Mon esprit est en mouvement permanent. Il observe, analyse, relie, anticipe. Les idées s’enchaînent, se superposent, se répondent. Même au repos, mon cerveau travaille.
Le monde extérieur est dense. Parfois bruyant. Souvent trop rapide.
Il y a trop d’informations, trop de stimulations, trop de choses à traiter en même temps.

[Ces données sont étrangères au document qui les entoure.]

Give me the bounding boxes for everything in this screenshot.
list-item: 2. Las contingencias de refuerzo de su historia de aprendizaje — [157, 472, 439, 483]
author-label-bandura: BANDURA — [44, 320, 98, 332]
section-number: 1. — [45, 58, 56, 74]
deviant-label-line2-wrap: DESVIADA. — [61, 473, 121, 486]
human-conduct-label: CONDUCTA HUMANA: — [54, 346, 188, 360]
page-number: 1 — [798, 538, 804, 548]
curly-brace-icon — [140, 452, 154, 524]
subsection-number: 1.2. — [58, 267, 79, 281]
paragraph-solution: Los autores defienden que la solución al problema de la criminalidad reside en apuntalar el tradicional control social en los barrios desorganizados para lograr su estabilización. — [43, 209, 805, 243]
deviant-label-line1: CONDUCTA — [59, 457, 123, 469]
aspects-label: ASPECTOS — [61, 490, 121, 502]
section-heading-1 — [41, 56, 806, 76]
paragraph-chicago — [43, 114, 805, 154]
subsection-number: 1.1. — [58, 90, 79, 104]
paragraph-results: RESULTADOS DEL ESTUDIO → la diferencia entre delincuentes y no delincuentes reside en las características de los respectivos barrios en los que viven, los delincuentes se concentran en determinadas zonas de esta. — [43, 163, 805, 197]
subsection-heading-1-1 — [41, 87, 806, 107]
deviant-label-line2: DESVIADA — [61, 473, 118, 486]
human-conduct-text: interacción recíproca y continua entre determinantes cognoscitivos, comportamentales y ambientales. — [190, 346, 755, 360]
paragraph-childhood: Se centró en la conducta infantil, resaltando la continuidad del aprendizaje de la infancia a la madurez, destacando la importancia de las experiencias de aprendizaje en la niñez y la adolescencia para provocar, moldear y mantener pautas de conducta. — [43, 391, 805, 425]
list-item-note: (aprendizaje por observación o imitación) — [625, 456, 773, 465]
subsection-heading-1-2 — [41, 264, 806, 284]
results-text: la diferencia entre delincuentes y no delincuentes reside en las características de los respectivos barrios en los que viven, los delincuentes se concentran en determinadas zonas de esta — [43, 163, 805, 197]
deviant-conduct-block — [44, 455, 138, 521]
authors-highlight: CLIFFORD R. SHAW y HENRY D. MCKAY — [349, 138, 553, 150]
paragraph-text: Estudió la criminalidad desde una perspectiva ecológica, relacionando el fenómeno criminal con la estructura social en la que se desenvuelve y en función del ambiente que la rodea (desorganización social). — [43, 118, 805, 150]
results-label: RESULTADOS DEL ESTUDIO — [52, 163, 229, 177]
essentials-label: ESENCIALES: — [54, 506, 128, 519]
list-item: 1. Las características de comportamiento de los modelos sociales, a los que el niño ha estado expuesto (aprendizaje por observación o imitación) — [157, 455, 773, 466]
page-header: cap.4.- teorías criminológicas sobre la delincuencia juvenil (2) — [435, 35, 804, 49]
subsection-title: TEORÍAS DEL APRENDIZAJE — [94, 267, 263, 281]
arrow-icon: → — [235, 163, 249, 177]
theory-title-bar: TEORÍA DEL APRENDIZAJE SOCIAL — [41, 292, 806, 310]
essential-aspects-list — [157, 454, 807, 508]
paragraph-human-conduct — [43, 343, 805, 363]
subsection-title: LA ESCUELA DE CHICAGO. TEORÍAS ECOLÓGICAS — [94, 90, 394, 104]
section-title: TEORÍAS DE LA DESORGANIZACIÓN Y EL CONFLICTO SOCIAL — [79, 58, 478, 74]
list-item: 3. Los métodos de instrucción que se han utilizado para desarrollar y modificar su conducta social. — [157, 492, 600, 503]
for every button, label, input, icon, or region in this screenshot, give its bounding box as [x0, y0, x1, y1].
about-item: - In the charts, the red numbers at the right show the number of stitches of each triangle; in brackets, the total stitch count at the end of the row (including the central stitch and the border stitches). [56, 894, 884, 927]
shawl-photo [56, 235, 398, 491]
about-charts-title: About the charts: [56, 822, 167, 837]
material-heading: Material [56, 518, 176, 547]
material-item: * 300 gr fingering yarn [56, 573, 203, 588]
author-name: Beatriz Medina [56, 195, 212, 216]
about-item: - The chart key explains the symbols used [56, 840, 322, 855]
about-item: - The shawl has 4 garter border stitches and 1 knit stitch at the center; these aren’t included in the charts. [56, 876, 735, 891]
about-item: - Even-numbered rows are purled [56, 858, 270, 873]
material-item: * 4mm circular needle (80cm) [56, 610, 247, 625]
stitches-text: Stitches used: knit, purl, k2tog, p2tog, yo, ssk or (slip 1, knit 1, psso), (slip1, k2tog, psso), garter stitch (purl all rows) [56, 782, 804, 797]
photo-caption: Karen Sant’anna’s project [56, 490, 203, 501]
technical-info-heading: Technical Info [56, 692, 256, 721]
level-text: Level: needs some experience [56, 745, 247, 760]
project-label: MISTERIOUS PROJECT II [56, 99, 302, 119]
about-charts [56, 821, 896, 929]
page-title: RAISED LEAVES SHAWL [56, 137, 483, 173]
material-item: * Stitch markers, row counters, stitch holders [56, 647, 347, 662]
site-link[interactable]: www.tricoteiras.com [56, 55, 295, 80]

Créer est ma façon d’y mettre de l’ordre, d’entrer en dialogue avec ce qui se passe à l’intérieur.
Quand je couds, quand j’assemble, quand je répète les gestes, mon monde intérieur s’apaise.
Les pensées cessent de se bousculer. Elles se taisent, naturellement.
Mes mains prennent le relais. Et, pour une fois, mon cerveau peut se mettre sur pause.
Créer est l’un des rares moments où je ne pense plus à autre chose que ce que je fais.
Il n’y a plus d’anticipation. Plus de scénarios. Plus de surcharge.
Ce silence intérieur est précieux.
C’est dans cet espace-là que Luunka existe.
Un lieu où je peux créer sans me contenir. Sans filtre. Sans rôle à tenir.
Un endroit où je n’ai pas besoin de me déguiser pour être acceptable, ni de ralentir ou d’accélérer pour correspondre à un rythme qui n’est pas le mien.
Créer, c’est ma façon d’ordonner le chaos. De canaliser ce que je ressens. De transformer le trop en équilibre. De remettre du calme dans le bruit. Du beau dans la surcharge. Du sens dans ce qui m’échappe.